Even now, I have a prescription of oxycodone readily available to me, waiting high on a shelf for those nights when I might be hit once again by pain I can’t breathe through. But I can’t tell you the last time I reached for that bottle. Which is not to say there hasn’t been pain, because there has been. It’s just that I view those pills as the last resort, especially now, as a mom who can’t afford to be absent.

And yet, nearly every single time I have ever found myself in the ER for pain, I have had to fight to convince the doctors in charge of my care that it was real.

I’m not usually a complainer, I swear.

I have a high pain tolerance.

I’m not a drug seeker.

This is really bad.

Please.

Just days before The Atlantic piece came out, Jennifer Lawrence published her spectacular essay on gender pay inequality.
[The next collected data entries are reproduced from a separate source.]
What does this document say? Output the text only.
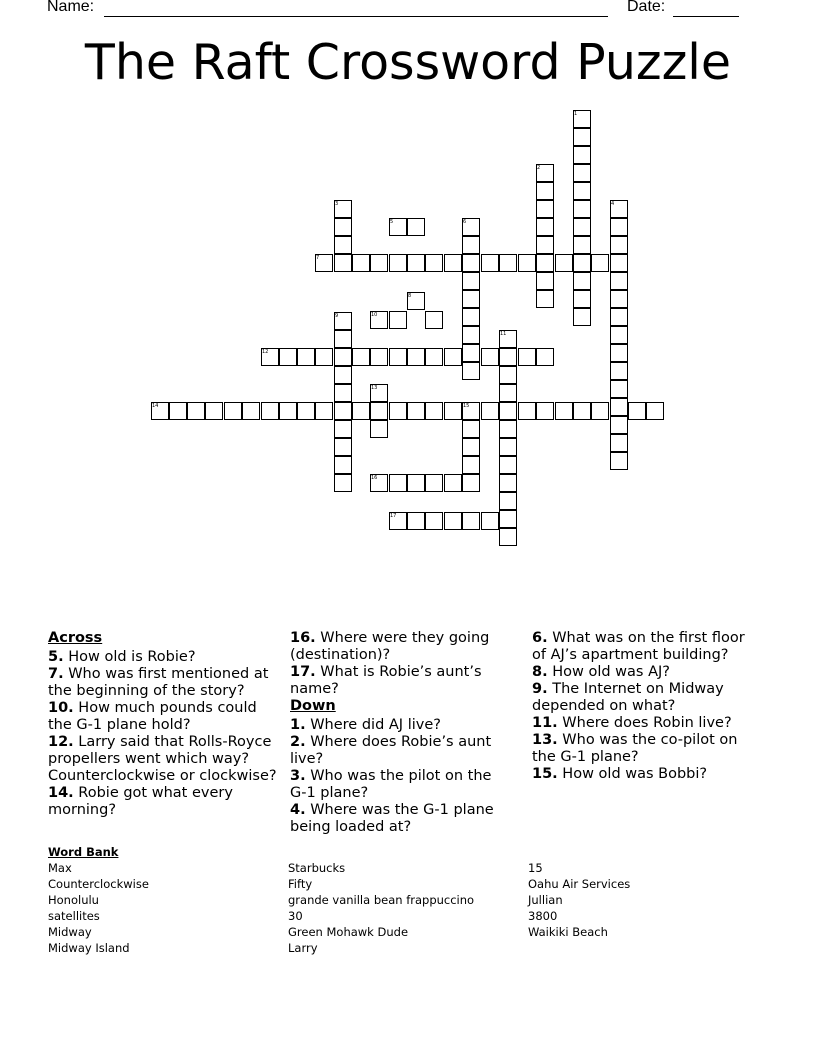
Name:	Date:
The Raft Crossword Puzzle
1
2
3	4
5	6
7
8
9	10
11
12
13
14	15
16
17
Across
5. How old is Robie?
7. Who was first mentioned at the beginning of the story?
10. How much pounds could the G-1 plane hold?
12. Larry said that Rolls-Royce propellers went which way? Counterclockwise or clockwise?
14. Robie got what every morning?
16. Where were they going (destination)?
17. What is Robie’s aunt’s name?
Down
1. Where did AJ live?
2. Where does Robie’s aunt live?
3. Who was the pilot on the G-1 plane?
4. Where was the G-1 plane being loaded at?
6. What was on the first floor of AJ’s apartment building?
8. How old was AJ?
9. The Internet on Midway depended on what?
11. Where does Robin live?
13. Who was the co-pilot on the G-1 plane?
15. How old was Bobbi?
Word Bank
Max
Counterclockwise
Honolulu
satellites
Midway
Midway Island
Starbucks
Fifty
grande vanilla bean frappuccino
30
Green Mohawk Dude
Larry
15
Oahu Air Services
Jullian
3800
Waikiki Beach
The proximity of these two pieces left me inadvertently comparing them. Even though Jennifer in no way addressed women’s health, the way she discussed how women have been programmed to speak softly in their lives in general, always careful not to ruffle feathers so that they might still be heard, made me realize that is exactly what I have been doing every time I have uttered those words in a hospital setting. I am so afraid that the doctors and nurses involved will view me as weak, or dramatic, or worse — as a liar, that I downplay the suffering I am experiencing, even as I am desperate for a reprieve from that suffering.

Do men have to qualify their pain in the same way? Are they as easily brushed aside and ignored when they show up at an ER crying out in agony?

Having seen two different men rushed to the hospital for actual kidney stones, my gut tells me no. Neither of those men were forced to wait for confirmation before being given pain meds. Neither was diminished in their experience. And both cried out far louder, and far longer, than I ever have in my moments of blinding pain.

The only difference, I realize now, is that they had never been programmed to be silent in their misery.